Part of International Conference on Representation Learning 2025 (ICLR 2025) Conference
Itsumi Saito, Haruto Yoshida, Keisuke Sakaguchi
We address the challenge of automatically generating high-quality vector diagrams from hand-drawn sketches. Vector diagrams are essential for communicating complex ideas across various fields, offering flexibility and scalability. While recent research has progressed in generating diagrams from text descriptions, converting hand-drawn sketches into vector diagrams remains largely unexplored due to the lack of suitable datasets.

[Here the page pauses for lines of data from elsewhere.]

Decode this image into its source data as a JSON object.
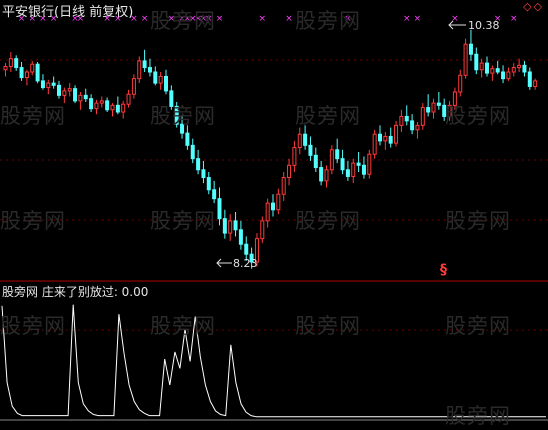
{
  "main_title": "平安银行(日线 前复权)",
  "indicator_title": "股旁网 庄来了别放过: 0.00",
  "high_label": "10.38",
  "low_label": "8.23",
  "signal_char": "§",
  "corner_marks": "◇◇",
  "watermark": "股旁网",
  "colors": {
    "up": "#ff3b3b",
    "down": "#54ffff",
    "indicator": "#ffffff",
    "marker": "#ff40ff",
    "separator": "#b00000",
    "grid": "#6b0000"
  },
  "chart_data": {
    "type": "candlestick",
    "candles": [
      [
        10.02,
        10.08,
        9.96,
        10.05
      ],
      [
        10.05,
        10.18,
        10.0,
        10.12
      ],
      [
        10.12,
        10.15,
        10.01,
        10.04
      ],
      [
        10.04,
        10.09,
        9.92,
        9.95
      ],
      [
        9.95,
        10.02,
        9.88,
        10.0
      ],
      [
        10.0,
        10.1,
        9.97,
        10.07
      ],
      [
        10.07,
        10.09,
        9.9,
        9.92
      ],
      [
        9.92,
        9.98,
        9.84,
        9.86
      ],
      [
        9.86,
        9.93,
        9.8,
        9.9
      ],
      [
        9.9,
        9.96,
        9.85,
        9.88
      ],
      [
        9.88,
        9.92,
        9.76,
        9.79
      ],
      [
        9.79,
        9.86,
        9.72,
        9.83
      ],
      [
        9.83,
        9.9,
        9.78,
        9.85
      ],
      [
        9.85,
        9.88,
        9.72,
        9.74
      ],
      [
        9.74,
        9.82,
        9.66,
        9.79
      ],
      [
        9.79,
        9.85,
        9.73,
        9.76
      ],
      [
        9.76,
        9.8,
        9.64,
        9.67
      ],
      [
        9.67,
        9.75,
        9.62,
        9.72
      ],
      [
        9.72,
        9.78,
        9.68,
        9.74
      ],
      [
        9.74,
        9.77,
        9.64,
        9.66
      ],
      [
        9.66,
        9.72,
        9.6,
        9.7
      ],
      [
        9.7,
        9.78,
        9.62,
        9.64
      ],
      [
        9.64,
        9.74,
        9.58,
        9.71
      ],
      [
        9.71,
        9.84,
        9.68,
        9.8
      ],
      [
        9.8,
        9.98,
        9.76,
        9.94
      ],
      [
        9.94,
        10.14,
        9.9,
        10.1
      ],
      [
        10.1,
        10.2,
        10.0,
        10.04
      ],
      [
        10.04,
        10.12,
        9.96,
        10.0
      ],
      [
        10.0,
        10.05,
        9.88,
        9.9
      ],
      [
        9.9,
        10.0,
        9.84,
        9.96
      ],
      [
        9.96,
        10.02,
        9.8,
        9.83
      ],
      [
        9.83,
        9.88,
        9.66,
        9.69
      ],
      [
        9.69,
        9.73,
        9.5,
        9.53
      ],
      [
        9.53,
        9.6,
        9.4,
        9.45
      ],
      [
        9.45,
        9.52,
        9.3,
        9.34
      ],
      [
        9.34,
        9.4,
        9.18,
        9.22
      ],
      [
        9.22,
        9.3,
        9.08,
        9.12
      ],
      [
        9.12,
        9.2,
        9.0,
        9.05
      ],
      [
        9.05,
        9.1,
        8.9,
        8.94
      ],
      [
        8.94,
        9.02,
        8.82,
        8.86
      ],
      [
        8.86,
        8.96,
        8.62,
        8.68
      ],
      [
        8.68,
        8.76,
        8.5,
        8.55
      ],
      [
        8.55,
        8.72,
        8.48,
        8.66
      ],
      [
        8.66,
        8.74,
        8.52,
        8.58
      ],
      [
        8.58,
        8.66,
        8.4,
        8.45
      ],
      [
        8.45,
        8.52,
        8.3,
        8.36
      ],
      [
        8.36,
        8.42,
        8.23,
        8.29
      ],
      [
        8.29,
        8.55,
        8.25,
        8.5
      ],
      [
        8.5,
        8.7,
        8.46,
        8.66
      ],
      [
        8.66,
        8.86,
        8.6,
        8.82
      ],
      [
        8.82,
        8.9,
        8.7,
        8.76
      ],
      [
        8.76,
        8.95,
        8.72,
        8.9
      ],
      [
        8.9,
        9.1,
        8.84,
        9.05
      ],
      [
        9.05,
        9.22,
        8.98,
        9.16
      ],
      [
        9.16,
        9.38,
        9.1,
        9.32
      ],
      [
        9.32,
        9.5,
        9.26,
        9.44
      ],
      [
        9.44,
        9.52,
        9.3,
        9.34
      ],
      [
        9.34,
        9.42,
        9.2,
        9.25
      ],
      [
        9.25,
        9.32,
        9.1,
        9.14
      ],
      [
        9.14,
        9.2,
        8.98,
        9.02
      ],
      [
        9.02,
        9.16,
        8.96,
        9.12
      ],
      [
        9.12,
        9.34,
        9.08,
        9.3
      ],
      [
        9.3,
        9.4,
        9.18,
        9.22
      ],
      [
        9.22,
        9.3,
        9.08,
        9.12
      ],
      [
        9.12,
        9.2,
        9.02,
        9.06
      ],
      [
        9.06,
        9.22,
        9.0,
        9.18
      ],
      [
        9.18,
        9.28,
        9.1,
        9.16
      ],
      [
        9.16,
        9.24,
        9.04,
        9.08
      ],
      [
        9.08,
        9.3,
        9.04,
        9.26
      ],
      [
        9.26,
        9.48,
        9.22,
        9.44
      ],
      [
        9.44,
        9.52,
        9.34,
        9.38
      ],
      [
        9.38,
        9.46,
        9.3,
        9.42
      ],
      [
        9.42,
        9.5,
        9.32,
        9.36
      ],
      [
        9.36,
        9.56,
        9.33,
        9.52
      ],
      [
        9.52,
        9.66,
        9.46,
        9.6
      ],
      [
        9.6,
        9.7,
        9.52,
        9.56
      ],
      [
        9.56,
        9.62,
        9.44,
        9.48
      ],
      [
        9.48,
        9.55,
        9.4,
        9.52
      ],
      [
        9.52,
        9.72,
        9.48,
        9.68
      ],
      [
        9.68,
        9.8,
        9.6,
        9.64
      ],
      [
        9.64,
        9.76,
        9.58,
        9.72
      ],
      [
        9.72,
        9.82,
        9.66,
        9.7
      ],
      [
        9.7,
        9.76,
        9.56,
        9.6
      ],
      [
        9.6,
        9.74,
        9.56,
        9.7
      ],
      [
        9.7,
        9.86,
        9.66,
        9.82
      ],
      [
        9.82,
        10.02,
        9.78,
        9.97
      ],
      [
        9.97,
        10.3,
        9.94,
        10.25
      ],
      [
        10.25,
        10.38,
        10.1,
        10.16
      ],
      [
        10.16,
        10.22,
        9.98,
        10.02
      ],
      [
        10.02,
        10.12,
        9.95,
        10.08
      ],
      [
        10.08,
        10.14,
        9.96,
        9.99
      ],
      [
        9.99,
        10.06,
        9.92,
        10.03
      ],
      [
        10.03,
        10.1,
        9.98,
        10.0
      ],
      [
        10.0,
        10.06,
        9.9,
        9.94
      ],
      [
        9.94,
        10.04,
        9.92,
        10.0
      ],
      [
        10.0,
        10.08,
        9.96,
        10.04
      ],
      [
        10.04,
        10.12,
        10.0,
        10.06
      ],
      [
        10.06,
        10.1,
        9.96,
        10.0
      ],
      [
        10.0,
        10.04,
        9.84,
        9.87
      ],
      [
        9.87,
        9.94,
        9.84,
        9.92
      ]
    ],
    "ylim": [
      8.2,
      10.45
    ],
    "indicator": [
      0.95,
      0.3,
      0.1,
      0.04,
      0.02,
      0.02,
      0.02,
      0.02,
      0.02,
      0.02,
      0.02,
      0.02,
      0.02,
      0.02,
      0.96,
      0.3,
      0.12,
      0.06,
      0.03,
      0.02,
      0.02,
      0.02,
      0.02,
      0.88,
      0.55,
      0.28,
      0.14,
      0.07,
      0.04,
      0.02,
      0.02,
      0.02,
      0.5,
      0.28,
      0.56,
      0.42,
      0.75,
      0.48,
      0.86,
      0.52,
      0.28,
      0.14,
      0.06,
      0.03,
      0.02,
      0.62,
      0.3,
      0.12,
      0.05,
      0.02,
      0.01,
      0.01,
      0.01,
      0.01,
      0.01,
      0.01,
      0.01,
      0.01,
      0.01,
      0.01,
      0.01,
      0.01,
      0.01,
      0.01,
      0.01,
      0.01,
      0.01,
      0.01,
      0.01,
      0.01,
      0.01,
      0.01,
      0.01,
      0.01,
      0.01,
      0.01,
      0.01,
      0.01,
      0.01,
      0.01,
      0.01,
      0.01,
      0.01,
      0.01,
      0.01,
      0.01,
      0.01,
      0.01,
      0.01,
      0.01,
      0.01,
      0.01,
      0.01,
      0.01,
      0.01,
      0.01,
      0.01,
      0.01,
      0.01,
      0.01,
      0.01,
      0.01,
      0.01,
      0.01,
      0.01,
      0.01,
      0.01,
      0.01
    ],
    "marker_indices": [
      3,
      5,
      7,
      9,
      13,
      14,
      19,
      21,
      24,
      26,
      31,
      33,
      34,
      35,
      36,
      37,
      38,
      40,
      48,
      53,
      64,
      75,
      77,
      84,
      92,
      95
    ],
    "yellow_markers": [
      42
    ]
  }
}
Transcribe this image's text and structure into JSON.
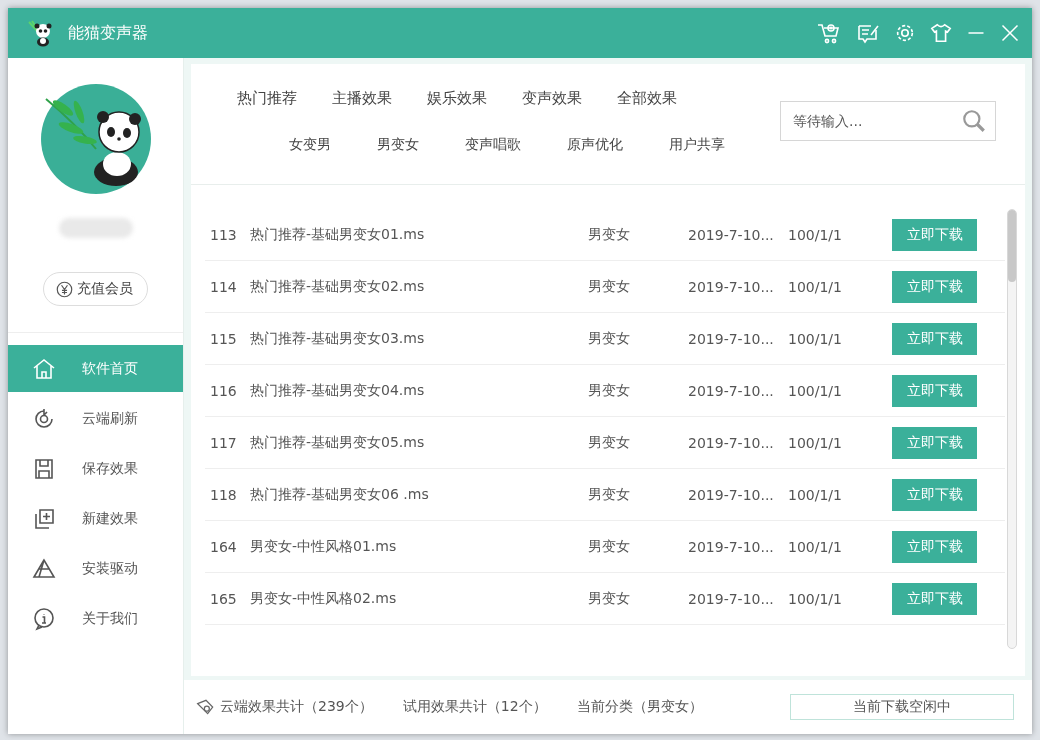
{
  "window": {
    "title": "能猫变声器"
  },
  "sidebar": {
    "recharge_button": "充值会员",
    "items": [
      {
        "label": "软件首页",
        "selected": true
      },
      {
        "label": "云端刷新",
        "selected": false
      },
      {
        "label": "保存效果",
        "selected": false
      },
      {
        "label": "新建效果",
        "selected": false
      },
      {
        "label": "安装驱动",
        "selected": false
      },
      {
        "label": "关于我们",
        "selected": false
      }
    ]
  },
  "tabs": [
    "热门推荐",
    "主播效果",
    "娱乐效果",
    "变声效果",
    "全部效果"
  ],
  "subtabs": [
    "女变男",
    "男变女",
    "变声唱歌",
    "原声优化",
    "用户共享"
  ],
  "search": {
    "placeholder": "等待输入..."
  },
  "rows": [
    {
      "number": "113",
      "name": "热门推荐-基础男变女01.ms",
      "category": "男变女",
      "date": "2019-7-10...",
      "version": "100/1/1",
      "action": "立即下载"
    },
    {
      "number": "114",
      "name": "热门推荐-基础男变女02.ms",
      "category": "男变女",
      "date": "2019-7-10...",
      "version": "100/1/1",
      "action": "立即下载"
    },
    {
      "number": "115",
      "name": "热门推荐-基础男变女03.ms",
      "category": "男变女",
      "date": "2019-7-10...",
      "version": "100/1/1",
      "action": "立即下载"
    },
    {
      "number": "116",
      "name": "热门推荐-基础男变女04.ms",
      "category": "男变女",
      "date": "2019-7-10...",
      "version": "100/1/1",
      "action": "立即下载"
    },
    {
      "number": "117",
      "name": "热门推荐-基础男变女05.ms",
      "category": "男变女",
      "date": "2019-7-10...",
      "version": "100/1/1",
      "action": "立即下载"
    },
    {
      "number": "118",
      "name": "热门推荐-基础男变女06  .ms",
      "category": "男变女",
      "date": "2019-7-10...",
      "version": "100/1/1",
      "action": "立即下载"
    },
    {
      "number": "164",
      "name": "男变女-中性风格01.ms",
      "category": "男变女",
      "date": "2019-7-10...",
      "version": "100/1/1",
      "action": "立即下载"
    },
    {
      "number": "165",
      "name": "男变女-中性风格02.ms",
      "category": "男变女",
      "date": "2019-7-10...",
      "version": "100/1/1",
      "action": "立即下载"
    }
  ],
  "status_bar": {
    "cloud_total": "云端效果共计（239个）",
    "trial_total": "试用效果共计（12个）",
    "current_category": "当前分类（男变女）",
    "download_status": "当前下载空闲中"
  }
}
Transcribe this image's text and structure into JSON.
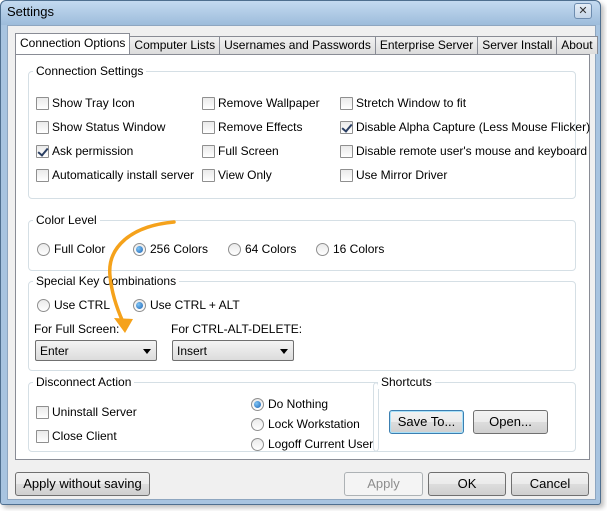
{
  "window": {
    "title": "Settings",
    "close_glyph": "✕"
  },
  "tabs": [
    {
      "label": "Connection Options",
      "active": true
    },
    {
      "label": "Computer Lists"
    },
    {
      "label": "Usernames and Passwords"
    },
    {
      "label": "Enterprise Server"
    },
    {
      "label": "Server Install"
    },
    {
      "label": "About"
    }
  ],
  "connection_settings": {
    "title": "Connection Settings",
    "options": [
      {
        "label": "Show Tray Icon",
        "checked": false
      },
      {
        "label": "Show Status Window",
        "checked": false
      },
      {
        "label": "Ask permission",
        "checked": true
      },
      {
        "label": "Automatically install server",
        "checked": false
      },
      {
        "label": "Remove Wallpaper",
        "checked": false
      },
      {
        "label": "Remove Effects",
        "checked": false
      },
      {
        "label": "Full Screen",
        "checked": false
      },
      {
        "label": "View Only",
        "checked": false
      },
      {
        "label": "Stretch Window to fit",
        "checked": false
      },
      {
        "label": "Disable Alpha Capture (Less Mouse Flicker)",
        "checked": true
      },
      {
        "label": "Disable remote user's mouse and keyboard",
        "checked": false
      },
      {
        "label": "Use Mirror Driver",
        "checked": false
      }
    ]
  },
  "color_level": {
    "title": "Color Level",
    "options": [
      {
        "label": "Full Color",
        "selected": false
      },
      {
        "label": "256 Colors",
        "selected": true
      },
      {
        "label": "64 Colors",
        "selected": false
      },
      {
        "label": "16 Colors",
        "selected": false
      }
    ]
  },
  "special_keys": {
    "title": "Special Key Combinations",
    "use_ctrl": {
      "label": "Use CTRL",
      "selected": false
    },
    "use_ctrl_alt": {
      "label": "Use CTRL + ALT",
      "selected": true
    },
    "full_screen_label": "For Full Screen:",
    "full_screen_value": "Enter",
    "ctrl_alt_del_label": "For CTRL-ALT-DELETE:",
    "ctrl_alt_del_value": "Insert"
  },
  "disconnect_action": {
    "title": "Disconnect Action",
    "uninstall_server": {
      "label": "Uninstall Server",
      "checked": false
    },
    "close_client": {
      "label": "Close Client",
      "checked": false
    },
    "radios": [
      {
        "label": "Do Nothing",
        "selected": true
      },
      {
        "label": "Lock Workstation",
        "selected": false
      },
      {
        "label": "Logoff Current User",
        "selected": false
      }
    ]
  },
  "shortcuts": {
    "title": "Shortcuts",
    "save_to": "Save To...",
    "open": "Open..."
  },
  "footer": {
    "apply_without_saving": "Apply without saving",
    "apply": "Apply",
    "ok": "OK",
    "cancel": "Cancel"
  },
  "colors": {
    "annotation_arrow": "#f5a21b",
    "radio_dot": "#1e64b4"
  }
}
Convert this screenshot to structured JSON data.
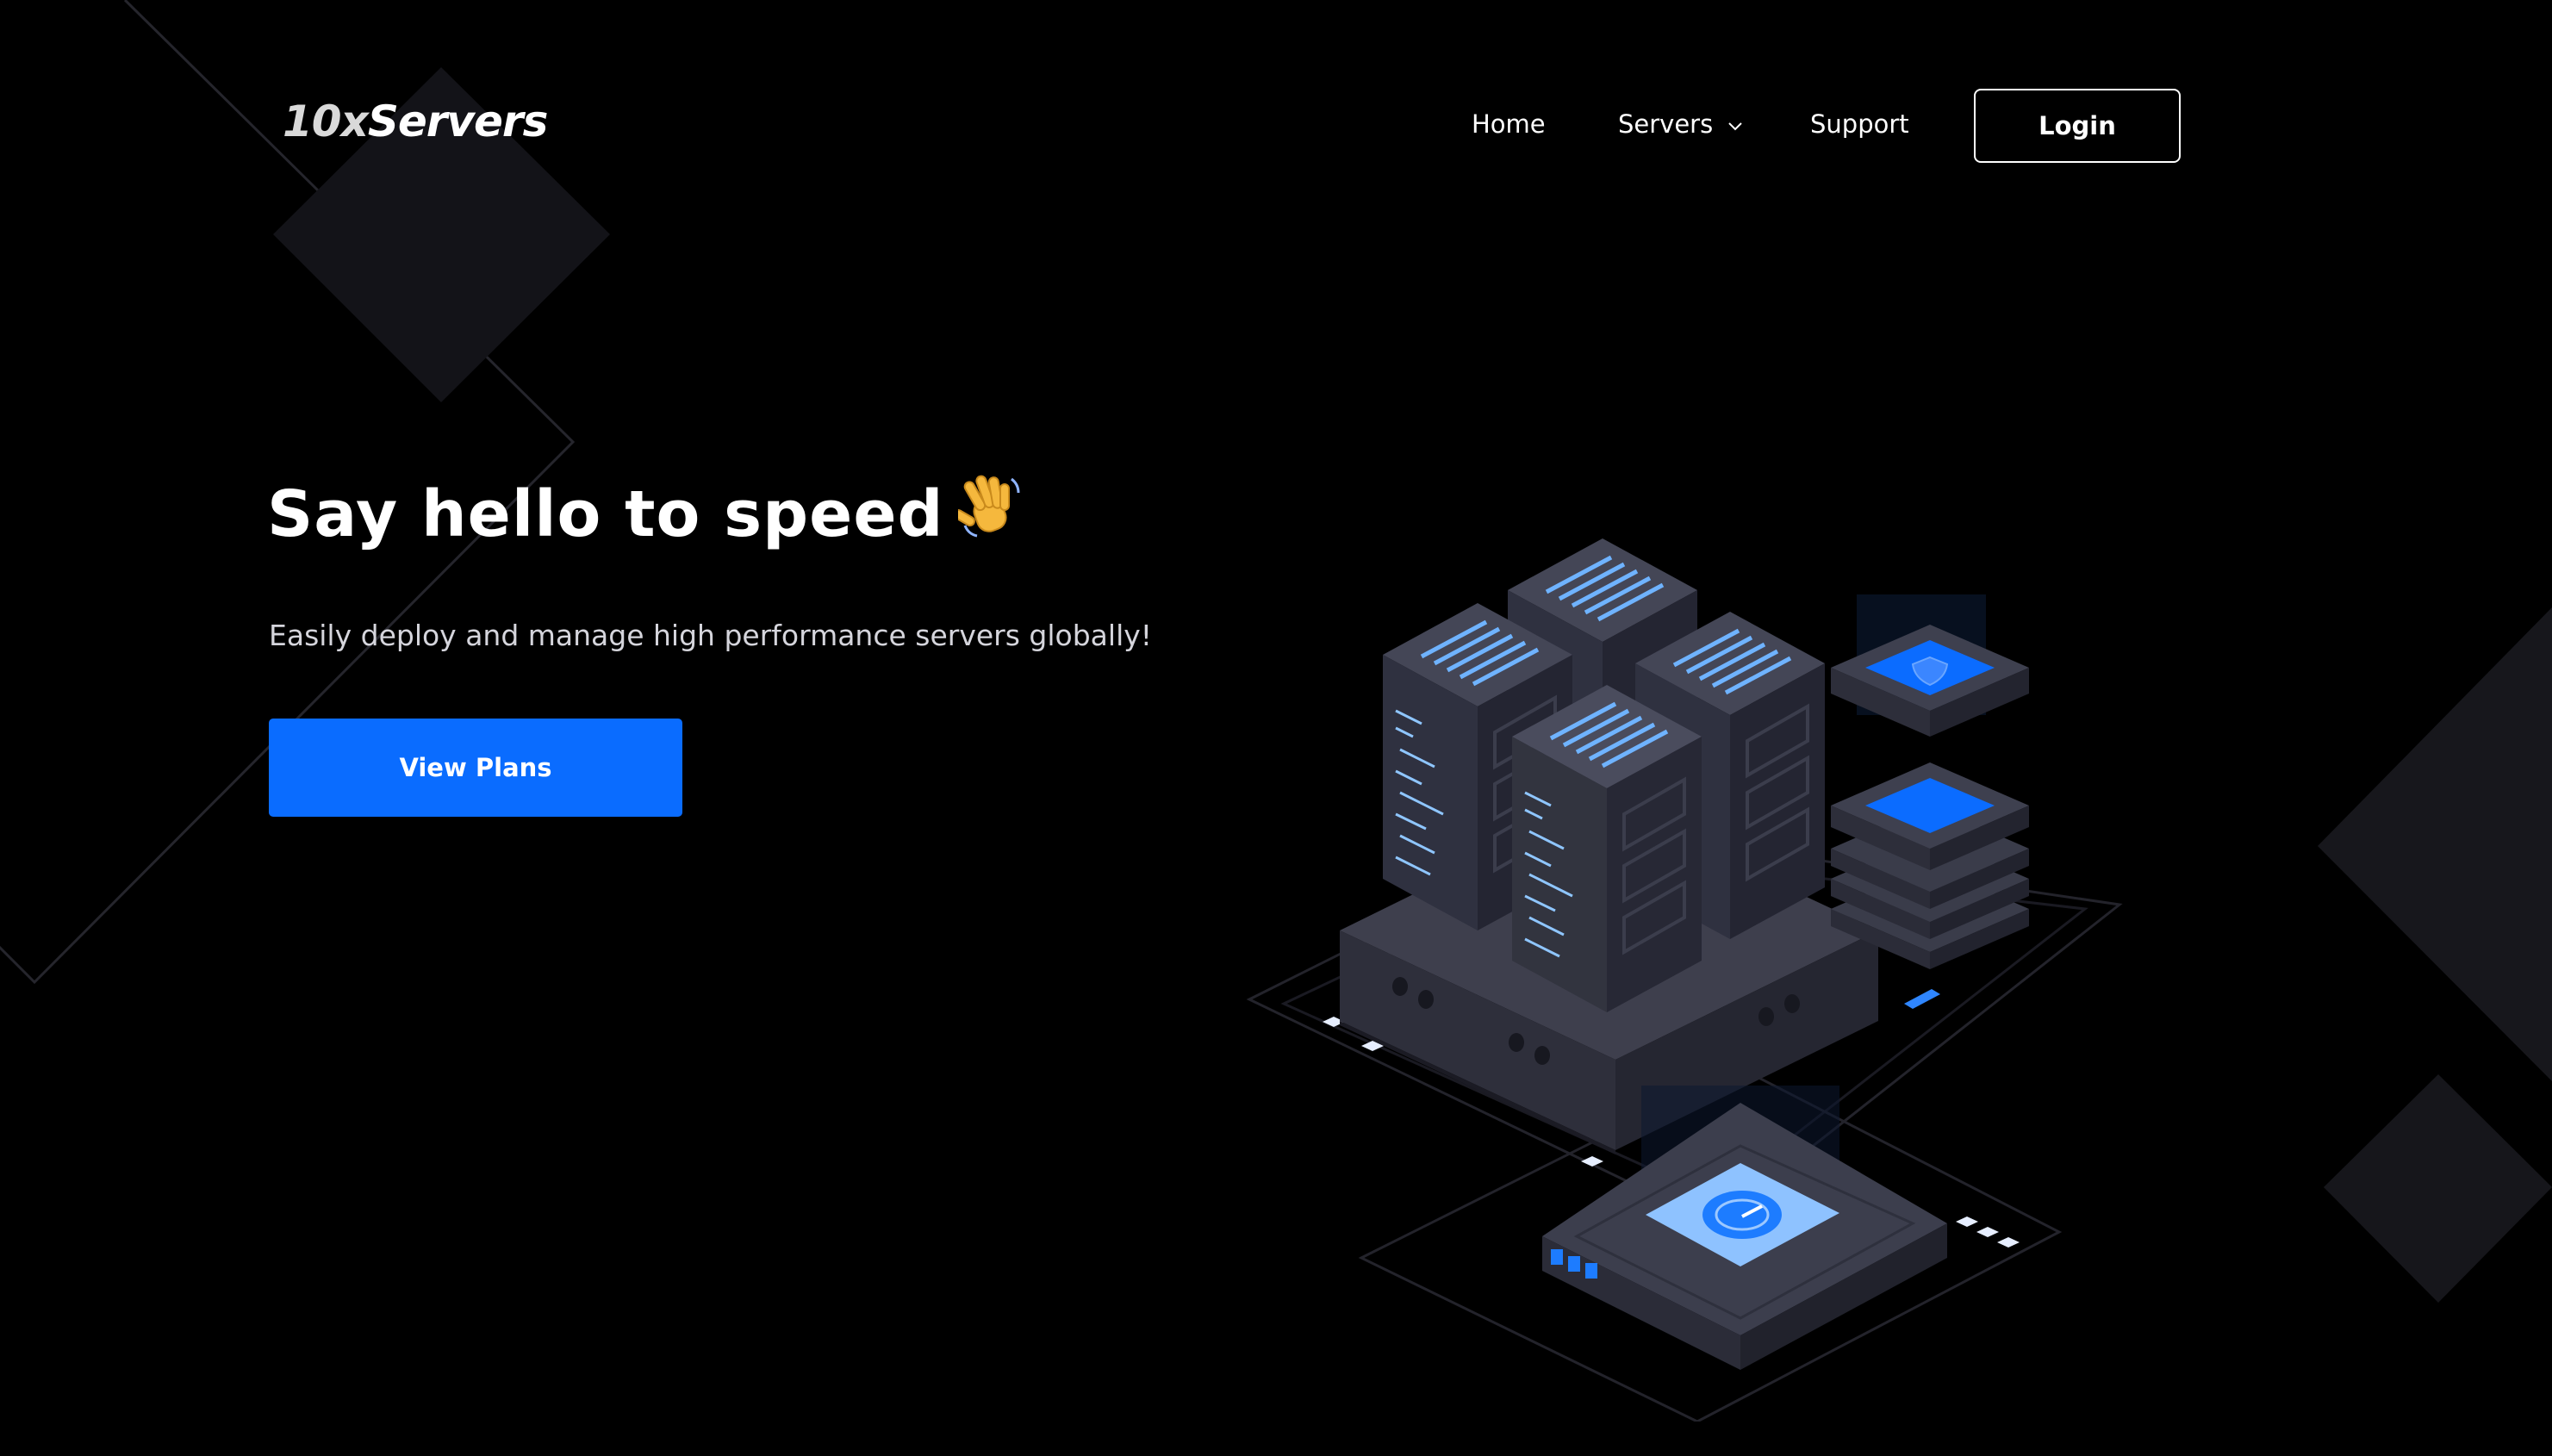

To address this gap, we introduce SketikZ, a dataset comprising 3,231 pairs of hand-drawn sketches and thier corresponding TikZ codes as well as reference diagrams.Our evaluations reveal the limitations of state-of-the-art vision and language models (VLMs), positioning SketikZ as a key benchmark for future research in sketch-to-diagram conversion.Along with SketikZ, we present ImgTikZ, an image-to-TikZ model that integrates a 6.7B parameter code-specialized open-source large language model (LLM) with a pre-trained vision encoder. Despite its relatively compact size, ImgTikZ performs comparably to GPT-4o.This success is driven by using our two data augmentation techniques and a multi-candidate inference strategy.Our findings open promising directions for future research in sketch-to-diagram conversion and broader image-to-code generation tasks. SketikZ is publicly available.